Alışkanlıklarımızdan vazgeçelim mi?
…
Anılardan söz edince aklıma 90’lı yıllardaki turizm çalışmaları geldi…
Yanlış hatırlamıyorsam Mersin, 69 yılı Bakanlar Kurulu’nun kararıyla “Turizm Teşviki” alacak yerlerin dışında kalınca turizm fakiri oldu, sonrasında da güzelim sahiller “Çin Seddi” benzeri tatil siteleriyle dolmaya başladı.
Çevre illerden gelen insanlar, Mersin’deki tatil sitelerine akın etti ama Mersin’e tek bir turist gelmedi…
Turistler Antalya’ya geldi, biz imrenerek baktık!
Mersin’e turizm yatırımı olmayınca Antalya-Mersin karayolu da haliyle kaderine terkedildi…
Mersin Ticaret ve Sanayi Odası 90’lı yıllarda; “Bari Arap turist çekelim” mantığıyla Mersin-Lübnan arası “feribot seferi” projeleri oluşturdu, “İkinci konut projesi” gündeme geldi.
Mersin’deki yazlıkların, Arap turistlere kiralanması bile düşünüldü ama işe yaramadı.
Mersin Turizmi yerinde saymaya devam ediyordu ki, Vatikan 2008 yılını “Saint Paul Yılı” ilan edince Mersin’in beklediği fırsat doğdu…

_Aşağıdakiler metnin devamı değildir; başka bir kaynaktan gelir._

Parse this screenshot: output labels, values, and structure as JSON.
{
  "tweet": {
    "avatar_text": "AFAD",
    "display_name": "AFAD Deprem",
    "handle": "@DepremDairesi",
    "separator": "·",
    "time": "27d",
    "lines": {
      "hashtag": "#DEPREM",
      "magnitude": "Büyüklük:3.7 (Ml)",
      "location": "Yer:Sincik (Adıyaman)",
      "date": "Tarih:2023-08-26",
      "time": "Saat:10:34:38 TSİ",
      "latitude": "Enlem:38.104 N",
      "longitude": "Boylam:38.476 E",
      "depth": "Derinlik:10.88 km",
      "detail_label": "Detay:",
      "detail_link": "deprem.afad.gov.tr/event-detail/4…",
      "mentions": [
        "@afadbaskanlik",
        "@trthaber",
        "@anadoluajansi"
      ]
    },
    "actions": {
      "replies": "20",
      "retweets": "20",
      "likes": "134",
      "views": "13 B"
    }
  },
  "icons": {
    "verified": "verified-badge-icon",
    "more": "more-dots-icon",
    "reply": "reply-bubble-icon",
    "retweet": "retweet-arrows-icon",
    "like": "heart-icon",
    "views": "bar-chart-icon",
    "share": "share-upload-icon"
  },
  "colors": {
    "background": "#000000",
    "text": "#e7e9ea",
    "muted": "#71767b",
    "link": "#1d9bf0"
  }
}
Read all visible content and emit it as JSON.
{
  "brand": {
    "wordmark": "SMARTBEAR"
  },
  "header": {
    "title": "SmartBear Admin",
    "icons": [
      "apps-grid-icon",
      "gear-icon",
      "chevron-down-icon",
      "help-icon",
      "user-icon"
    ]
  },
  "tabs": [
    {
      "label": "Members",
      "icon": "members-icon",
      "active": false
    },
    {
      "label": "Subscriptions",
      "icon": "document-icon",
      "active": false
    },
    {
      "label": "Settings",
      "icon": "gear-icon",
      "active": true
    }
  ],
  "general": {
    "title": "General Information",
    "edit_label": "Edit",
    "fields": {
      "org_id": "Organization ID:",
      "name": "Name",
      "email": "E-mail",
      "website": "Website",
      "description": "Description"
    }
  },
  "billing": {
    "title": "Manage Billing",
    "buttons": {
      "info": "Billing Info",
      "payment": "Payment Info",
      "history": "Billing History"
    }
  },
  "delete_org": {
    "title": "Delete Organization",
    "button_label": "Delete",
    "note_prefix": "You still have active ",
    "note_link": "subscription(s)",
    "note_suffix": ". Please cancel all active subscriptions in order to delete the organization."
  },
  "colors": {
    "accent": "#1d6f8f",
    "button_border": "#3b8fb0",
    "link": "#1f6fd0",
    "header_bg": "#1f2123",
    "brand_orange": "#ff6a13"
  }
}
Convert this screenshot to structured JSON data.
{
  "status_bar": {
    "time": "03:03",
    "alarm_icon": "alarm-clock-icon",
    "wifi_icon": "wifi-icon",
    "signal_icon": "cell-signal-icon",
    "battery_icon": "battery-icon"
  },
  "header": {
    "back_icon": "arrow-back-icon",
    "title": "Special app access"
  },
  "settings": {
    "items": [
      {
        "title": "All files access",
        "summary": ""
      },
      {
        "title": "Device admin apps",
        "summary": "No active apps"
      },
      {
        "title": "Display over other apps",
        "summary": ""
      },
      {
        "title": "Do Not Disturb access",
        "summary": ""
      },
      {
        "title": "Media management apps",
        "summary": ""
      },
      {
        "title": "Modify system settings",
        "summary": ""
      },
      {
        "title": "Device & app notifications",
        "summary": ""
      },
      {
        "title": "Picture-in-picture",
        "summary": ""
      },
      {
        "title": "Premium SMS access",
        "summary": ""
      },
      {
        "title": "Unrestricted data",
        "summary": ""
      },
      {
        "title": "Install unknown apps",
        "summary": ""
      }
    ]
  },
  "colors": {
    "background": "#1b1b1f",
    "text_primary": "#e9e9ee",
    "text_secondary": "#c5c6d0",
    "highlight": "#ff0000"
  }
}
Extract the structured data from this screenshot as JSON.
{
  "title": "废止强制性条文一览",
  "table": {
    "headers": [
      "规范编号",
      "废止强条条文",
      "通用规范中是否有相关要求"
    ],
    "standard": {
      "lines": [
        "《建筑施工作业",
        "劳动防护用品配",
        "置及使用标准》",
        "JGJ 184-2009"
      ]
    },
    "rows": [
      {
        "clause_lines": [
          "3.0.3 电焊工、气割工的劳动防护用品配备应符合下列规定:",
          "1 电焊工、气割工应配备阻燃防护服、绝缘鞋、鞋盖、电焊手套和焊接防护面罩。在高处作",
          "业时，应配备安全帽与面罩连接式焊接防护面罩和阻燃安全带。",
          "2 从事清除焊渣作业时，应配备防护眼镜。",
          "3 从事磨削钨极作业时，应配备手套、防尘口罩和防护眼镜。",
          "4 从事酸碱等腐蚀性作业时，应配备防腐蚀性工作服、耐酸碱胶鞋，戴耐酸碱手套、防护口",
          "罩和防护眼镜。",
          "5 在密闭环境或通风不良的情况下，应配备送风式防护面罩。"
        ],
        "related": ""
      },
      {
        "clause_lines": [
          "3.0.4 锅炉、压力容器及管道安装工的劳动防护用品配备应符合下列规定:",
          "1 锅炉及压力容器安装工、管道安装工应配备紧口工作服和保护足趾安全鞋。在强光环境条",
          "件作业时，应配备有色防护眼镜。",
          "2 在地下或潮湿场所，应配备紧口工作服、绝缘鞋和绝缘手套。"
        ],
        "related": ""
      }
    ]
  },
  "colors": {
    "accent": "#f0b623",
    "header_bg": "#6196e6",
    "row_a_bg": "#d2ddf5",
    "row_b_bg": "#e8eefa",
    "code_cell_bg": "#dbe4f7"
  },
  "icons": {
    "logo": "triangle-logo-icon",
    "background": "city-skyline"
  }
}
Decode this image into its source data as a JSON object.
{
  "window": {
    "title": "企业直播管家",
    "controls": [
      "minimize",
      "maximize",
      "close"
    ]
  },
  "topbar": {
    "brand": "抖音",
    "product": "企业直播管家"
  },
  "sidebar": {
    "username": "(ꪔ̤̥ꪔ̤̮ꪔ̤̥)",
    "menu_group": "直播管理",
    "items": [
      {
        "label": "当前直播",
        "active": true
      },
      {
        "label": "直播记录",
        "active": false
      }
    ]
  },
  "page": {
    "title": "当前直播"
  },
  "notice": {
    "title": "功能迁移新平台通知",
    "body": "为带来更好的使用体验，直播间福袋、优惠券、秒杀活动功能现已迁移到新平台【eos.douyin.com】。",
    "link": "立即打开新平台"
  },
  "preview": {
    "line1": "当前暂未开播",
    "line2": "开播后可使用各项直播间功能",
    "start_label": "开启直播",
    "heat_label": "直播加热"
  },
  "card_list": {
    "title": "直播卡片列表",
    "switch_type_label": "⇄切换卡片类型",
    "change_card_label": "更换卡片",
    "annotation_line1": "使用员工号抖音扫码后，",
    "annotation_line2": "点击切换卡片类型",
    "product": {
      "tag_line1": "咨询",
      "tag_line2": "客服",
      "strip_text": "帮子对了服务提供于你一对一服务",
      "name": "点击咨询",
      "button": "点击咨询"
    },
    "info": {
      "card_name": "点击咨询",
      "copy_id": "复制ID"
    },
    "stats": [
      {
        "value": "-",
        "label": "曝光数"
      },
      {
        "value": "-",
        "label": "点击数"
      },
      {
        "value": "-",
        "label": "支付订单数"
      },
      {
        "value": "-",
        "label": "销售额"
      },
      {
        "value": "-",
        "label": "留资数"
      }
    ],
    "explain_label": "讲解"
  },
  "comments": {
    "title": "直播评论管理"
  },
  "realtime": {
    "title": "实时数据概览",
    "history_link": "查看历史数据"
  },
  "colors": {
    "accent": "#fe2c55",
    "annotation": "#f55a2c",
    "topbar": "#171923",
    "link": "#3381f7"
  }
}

Tarsus’ta Saint Paul Kuyusu vardı ve Mersin hiç olmazsa “DİN” Turizminden yararlanabilirdi…
Turizm Bakanı Ertuğrul Günay sık sık Mersin’e geliyor, hazırlıklar tüm hızıyla sürüyordu.
Ama bir sorun vardı…
Peki, turist Mersin’e nasıl gelecek?
Havaalanı bile yok…
Turistler uçakla Antalya’ya gelse, sahil yolu berbat. Mersin’e gelmek 10-12 saat sürüyor…
Uçakla Adana’ya gelseler…
Tarsus’u Mersin’i, Kapadokya’yı, hatta Hatay’daki Saint Pierre Kilisesi’ni de gezerler ama ulaşım yine büyük sorun!
Kısacası Vatikan’ın ilan ettiği 2008 Saint Paul Yılı da, “DİN” turizmi de tutmadı…
Ama beklenen fırsat sonunda doğdu!
Turizm olmasa da, Suriyeliler ve Akkuyu Nükleer Santrali sayesinde Mersin Araplarla da, Ruslarla da tanıştı!
Şimdi Suriyeliler sadece Mersin’de değil, her yerdeler!
Gözün aydın Mersin, Gözün aydın Türkiye!